JC08モード燃費は37.2km/L~34.0km/Lで、コンパクトハイブリッドカーの代表格であるアクアと互角だ。しかし、クルマとして考えた場合はアクアやフィットハイブリッドとはまったく別の乗り物といえるだろう。その違いは乗り味。エンジンとモーターが助けあう一般的なハイブリッドと異なり、e-POWERはモーターだけで加速する。
EVの運転を経験した人なら共感してもらえるだろうが、高回転までストレスなく上昇する伸びやかさや圧倒的な加速力はクルマ好きにとってもきわめて魅力的なもの。
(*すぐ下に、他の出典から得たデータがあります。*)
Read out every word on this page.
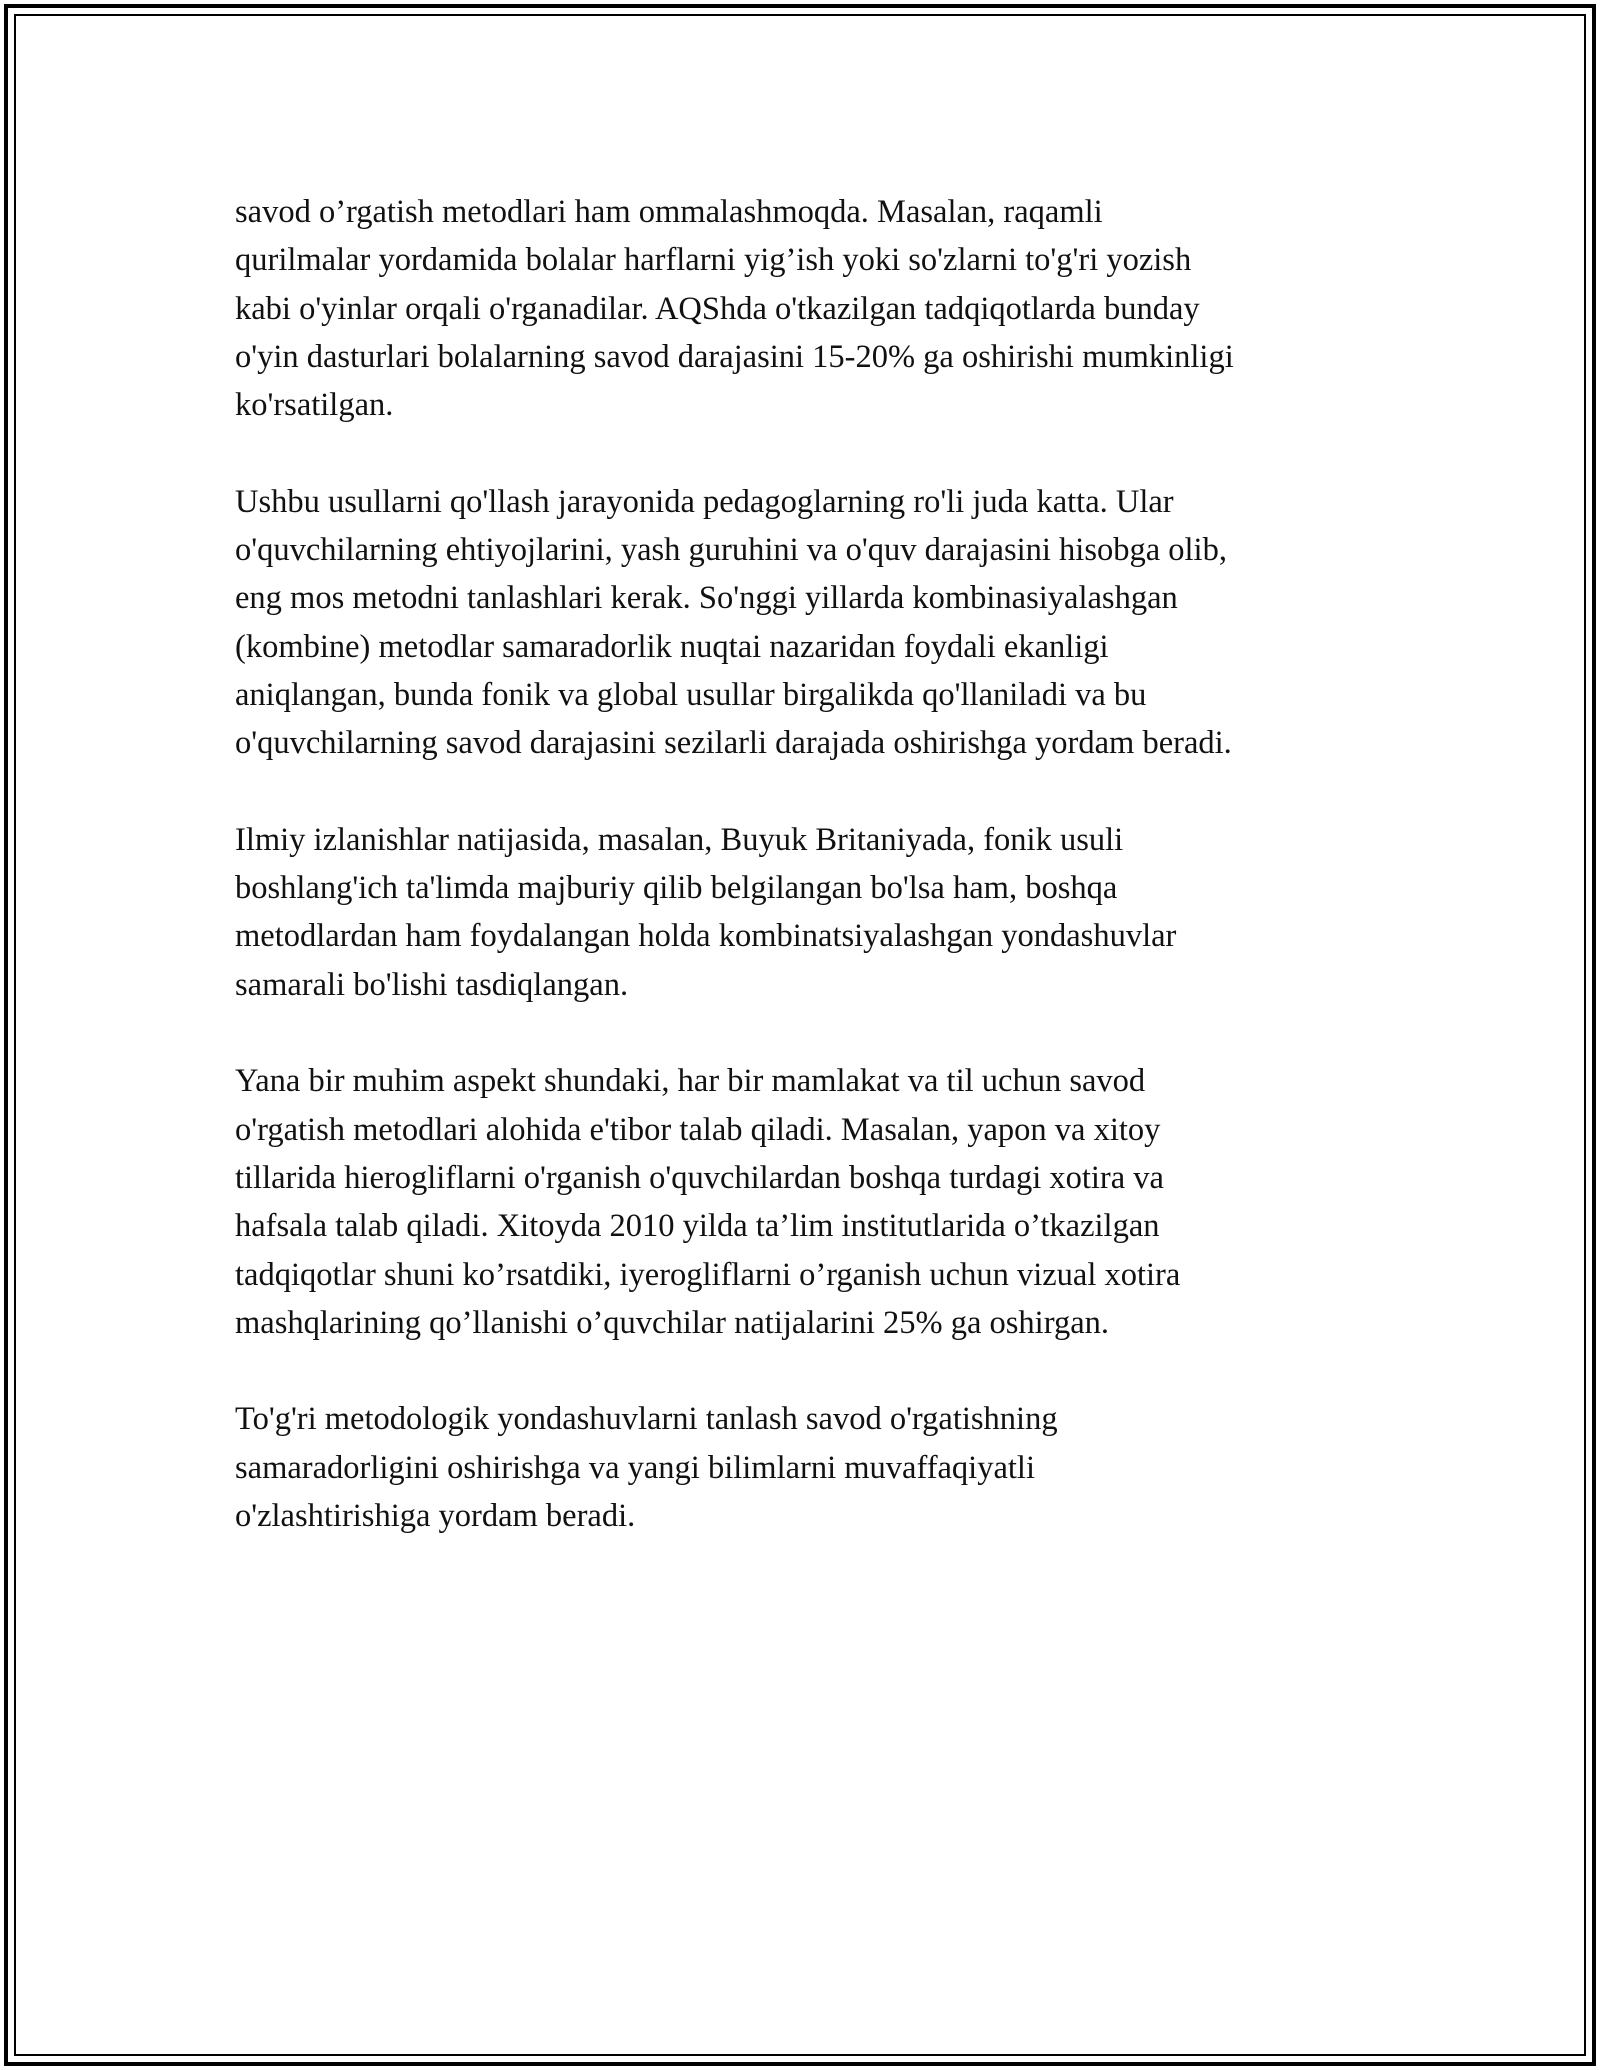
savod o’rgatish metodlari ham ommalashmoqda. Masalan, raqamli
qurilmalar yordamida bolalar harflarni yig’ish yoki so'zlarni to'g'ri yozish
kabi o'yinlar orqali o'rganadilar. AQShda o'tkazilgan tadqiqotlarda bunday
o'yin dasturlari bolalarning savod darajasini 15-20% ga oshirishi mumkinligi
ko'rsatilgan.

Ushbu usullarni qo'llash jarayonida pedagoglarning ro'li juda katta. Ular
o'quvchilarning ehtiyojlarini, yash guruhini va o'quv darajasini hisobga olib,
eng mos metodni tanlashlari kerak. So'nggi yillarda kombinasiyalashgan
(kombine) metodlar samaradorlik nuqtai nazaridan foydali ekanligi
aniqlangan, bunda fonik va global usullar birgalikda qo'llaniladi va bu
o'quvchilarning savod darajasini sezilarli darajada oshirishga yordam beradi.

Ilmiy izlanishlar natijasida, masalan, Buyuk Britaniyada, fonik usuli
boshlang'ich ta'limda majburiy qilib belgilangan bo'lsa ham, boshqa
metodlardan ham foydalangan holda kombinatsiyalashgan yondashuvlar
samarali bo'lishi tasdiqlangan.

Yana bir muhim aspekt shundaki, har bir mamlakat va til uchun savod
o'rgatish metodlari alohida e'tibor talab qiladi. Masalan, yapon va xitoy
tillarida hierogliflarni o'rganish o'quvchilardan boshqa turdagi xotira va
hafsala talab qiladi. Xitoyda 2010 yilda ta’lim institutlarida o’tkazilgan
tadqiqotlar shuni ko’rsatdiki, iyerogliflarni o’rganish uchun vizual xotira
mashqlarining qo’llanishi o’quvchilar natijalarini 25% ga oshirgan.

To'g'ri metodologik yondashuvlarni tanlash savod o'rgatishning
samaradorligini oshirishga va yangi bilimlarni muvaffaqiyatli
o'zlashtirishiga yordam beradi.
254Nmという最大トルクをレスポンスの良さを生かし、加速自体も発進、中間ともに2リッターターボ車をしのぐ実力で、ライバルと圧倒する楽しさを秘めている。
興味深いのは、日産はこの駆動システムに対して一般的な呼び名である「シリーズハイブリッド」という表現を頑なに使わないことだ。それどころか、公式資料には「ハイブリッド」という表記されない。
ハイブリッドと表現したほうが一般消費者には認知されやすいと思われるが、日産はあくまで電気自動車のバリエーションのひとつとして訴求するのだ。果たしてその戦略が凶と出るか吉と出るか、しっかり見届けたい。
ちなみにエンジンはアクセル開度に関係なくもっとも効率のいい回転数で作動。速度が70km/hを超えると発電量を増やすために5500rpm程度まで上昇するという。